Intravitreal chemotherapy may enable globe retention in retinoblastoma cases
Intravitreal chemotherapy may be used to control tumors in the presence of vitreous seeding in patients with retinoblastoma, a study found.
“The presence of vitreous and/or subretinal seeds in retinoblastoma at diagnosis significantly reduces the prognosis for tumor control and eye salvage. In such eyes, ocular survival barely reaches 50% when external beam radiotherapy is used as first-line treatment,” the study authors said.
The retrospective study included 23 eyes of 23 heavily pretreated patients who had retinoblastoma and active vitreous seeding. Median patient age at initial injection was 29 months.
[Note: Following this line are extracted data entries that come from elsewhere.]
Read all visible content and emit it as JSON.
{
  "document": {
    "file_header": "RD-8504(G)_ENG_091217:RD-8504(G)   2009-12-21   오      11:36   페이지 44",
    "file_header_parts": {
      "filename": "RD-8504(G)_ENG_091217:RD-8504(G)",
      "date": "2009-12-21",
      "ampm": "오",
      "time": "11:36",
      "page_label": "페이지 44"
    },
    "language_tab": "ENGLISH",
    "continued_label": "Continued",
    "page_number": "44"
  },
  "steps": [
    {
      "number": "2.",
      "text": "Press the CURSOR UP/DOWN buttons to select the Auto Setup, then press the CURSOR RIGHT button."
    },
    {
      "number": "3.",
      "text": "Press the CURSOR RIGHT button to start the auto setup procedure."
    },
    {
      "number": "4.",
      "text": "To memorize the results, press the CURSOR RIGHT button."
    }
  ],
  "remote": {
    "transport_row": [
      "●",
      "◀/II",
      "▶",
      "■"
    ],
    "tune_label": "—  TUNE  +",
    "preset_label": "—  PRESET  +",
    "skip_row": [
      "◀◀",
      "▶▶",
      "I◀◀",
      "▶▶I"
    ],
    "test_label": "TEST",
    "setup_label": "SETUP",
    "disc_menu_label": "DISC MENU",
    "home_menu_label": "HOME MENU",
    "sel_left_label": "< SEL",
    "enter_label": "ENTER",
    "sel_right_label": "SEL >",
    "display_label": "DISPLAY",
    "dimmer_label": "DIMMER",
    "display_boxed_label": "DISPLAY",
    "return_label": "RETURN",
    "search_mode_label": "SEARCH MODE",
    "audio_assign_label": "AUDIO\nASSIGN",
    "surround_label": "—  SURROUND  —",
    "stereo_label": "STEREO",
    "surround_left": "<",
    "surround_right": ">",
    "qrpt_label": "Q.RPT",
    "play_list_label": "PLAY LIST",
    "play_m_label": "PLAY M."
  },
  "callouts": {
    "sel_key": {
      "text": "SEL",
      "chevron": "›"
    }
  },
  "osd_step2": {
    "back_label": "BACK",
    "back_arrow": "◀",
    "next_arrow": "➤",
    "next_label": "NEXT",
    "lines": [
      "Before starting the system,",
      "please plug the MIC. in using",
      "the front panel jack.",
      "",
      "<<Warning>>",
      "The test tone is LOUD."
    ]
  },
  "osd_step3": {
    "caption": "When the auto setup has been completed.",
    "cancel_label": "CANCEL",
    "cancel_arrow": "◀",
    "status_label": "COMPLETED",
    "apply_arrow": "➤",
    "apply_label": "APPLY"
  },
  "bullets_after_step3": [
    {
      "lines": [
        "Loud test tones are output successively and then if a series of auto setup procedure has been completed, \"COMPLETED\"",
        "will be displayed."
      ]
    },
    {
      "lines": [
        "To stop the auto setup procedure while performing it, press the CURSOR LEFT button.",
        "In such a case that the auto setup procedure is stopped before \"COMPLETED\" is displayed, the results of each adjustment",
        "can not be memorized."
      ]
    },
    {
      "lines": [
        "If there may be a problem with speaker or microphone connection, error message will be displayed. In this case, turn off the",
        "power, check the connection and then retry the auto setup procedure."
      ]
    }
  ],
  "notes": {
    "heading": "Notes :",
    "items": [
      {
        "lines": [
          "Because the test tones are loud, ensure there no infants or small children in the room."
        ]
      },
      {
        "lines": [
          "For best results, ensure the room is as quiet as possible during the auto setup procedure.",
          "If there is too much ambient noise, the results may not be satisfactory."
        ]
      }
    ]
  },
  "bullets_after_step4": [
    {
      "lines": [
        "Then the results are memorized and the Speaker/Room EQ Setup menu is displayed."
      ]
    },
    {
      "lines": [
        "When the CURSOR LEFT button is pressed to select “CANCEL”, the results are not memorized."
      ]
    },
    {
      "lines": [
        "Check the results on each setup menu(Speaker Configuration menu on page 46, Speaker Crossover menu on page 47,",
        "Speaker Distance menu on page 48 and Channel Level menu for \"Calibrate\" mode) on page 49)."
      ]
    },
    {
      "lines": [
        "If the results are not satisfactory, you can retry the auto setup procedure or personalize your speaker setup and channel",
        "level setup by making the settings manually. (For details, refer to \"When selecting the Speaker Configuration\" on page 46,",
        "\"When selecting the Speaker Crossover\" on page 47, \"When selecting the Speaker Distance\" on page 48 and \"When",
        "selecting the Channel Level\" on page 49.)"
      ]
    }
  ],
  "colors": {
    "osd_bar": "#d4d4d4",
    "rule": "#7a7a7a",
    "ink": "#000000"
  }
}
All patients underwent intravitreal injection of 20 µm to 30 µm melphalan every 7 to 10 days. Patients received up to eight injections until complete seed fragmentation or complete response to treatment was observed.
An anterior chamber paracentesis was performed before injection, and 0.1 mL to 0.15 mL of aqueous fluid was drawn and subjected to cytopathological analysis.
A 32-gauge needle mounted on a tuberculin syringe was inserted perpendicularly 2.5 mm to 3.5 mm from the limbus at the meridian opposite the seeds and through the conjunctiva and sclera until the needle tip broached the center of the vitreous cavity.
Study results showed that vitreous seeding was localized in 13 eyes and diffuse in 10 eyes. Six eyes had subretinal seeding in addition to vitreous seeding.
Enucleation was avoided in 87% of cases. Complete remission was achieved in all retained eyes at a median follow-up interval of 22 months.
The estimated ocular survival rate at 2 years was 84.14%.